I don’t know how to respond. Joe is absolutely right—it was a stupid thing to do. I should apologize, but instead I raise my chin in false confidence and open the door to the conference room where Judith is waiting. “Mason will be here shortly, Judith. Can I get you anything while you wait?”

* * *

An hour later Martha and a dazed Mason, holding Joe’s repurposed hat under his arm, step into the conference room. His eyes scan the unfamiliar room and then land on his grandmother, who is waiting with hands clenched together in expectation. “Grandma!” he shouts joyfully as he shakes his hand free from Martha’s and runs to Judith’s now open arms.

“Mason, Mason,” she cries and with great effort pulls him up into her thin arms. “Thank God you’re okay,” she whispers tearfully as she buries her face in his dark hair.

“We’ll give you two a minute,” I say and lead Joe and Martha from the room.

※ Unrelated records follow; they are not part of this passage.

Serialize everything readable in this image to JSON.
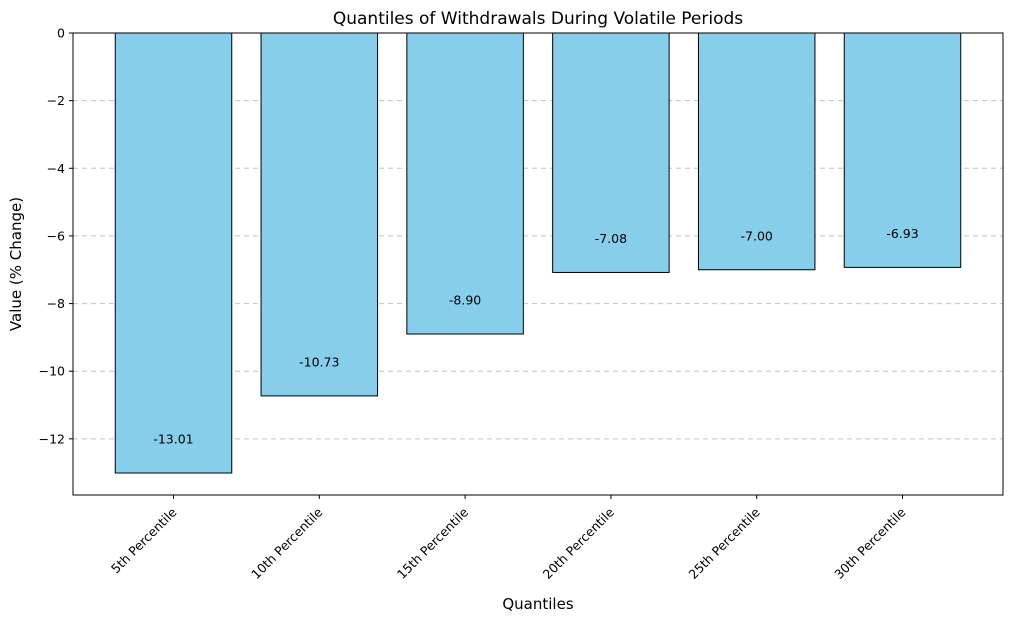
{
  "chart_data": {
    "type": "bar",
    "title": "Quantiles of Withdrawals During Volatile Periods",
    "xlabel": "Quantiles",
    "ylabel": "Value (% Change)",
    "categories": [
      "5th Percentile",
      "10th Percentile",
      "15th Percentile",
      "20th Percentile",
      "25th Percentile",
      "30th Percentile"
    ],
    "values": [
      -13.01,
      -10.73,
      -8.9,
      -7.08,
      -7.0,
      -6.93
    ],
    "value_labels": [
      "-13.01",
      "-10.73",
      "-8.90",
      "-7.08",
      "-7.00",
      "-6.93"
    ],
    "yticks": [
      0,
      -2,
      -4,
      -6,
      -8,
      -10,
      -12
    ],
    "ytick_labels": [
      "0",
      "−2",
      "−4",
      "−6",
      "−8",
      "−10",
      "−12"
    ],
    "ylim": [
      -13.66,
      0
    ],
    "bar_color": "#87CEEB",
    "edge_color": "#000000",
    "grid": "y-dashed",
    "x_tick_rotation": 45
  }
}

“Happy ending,” Martha says once we are in the hallway.

“Yes,” I agree. “We’ll take those whenever we can.”

We are all silent with our own thoughts for a moment until Joe says abruptly, “Martha, tell me about Jonah Sharpe.” I look at Joe nonplussed, but he continues. “When’s the last time you saw him?”

“Let me think,” she says, tapping her chin trying to remember. “It was two weeks ago. He stopped by the house for dinner. He does that once in a while.” Now her brow furrows in concern, “Why, is he in some kind of trouble? Both you and Ellen have asked me about Jonah. Do you think the murder of Jonah’s mother and Mason’s are connected?”

I’m about to explain the similarities between the murder case involving Jonah’s mother’s murder and the current one, but Joe gives me a warning look. “Just wondering,” he says casually. “His name comes up once in a while. Where’s he living now?”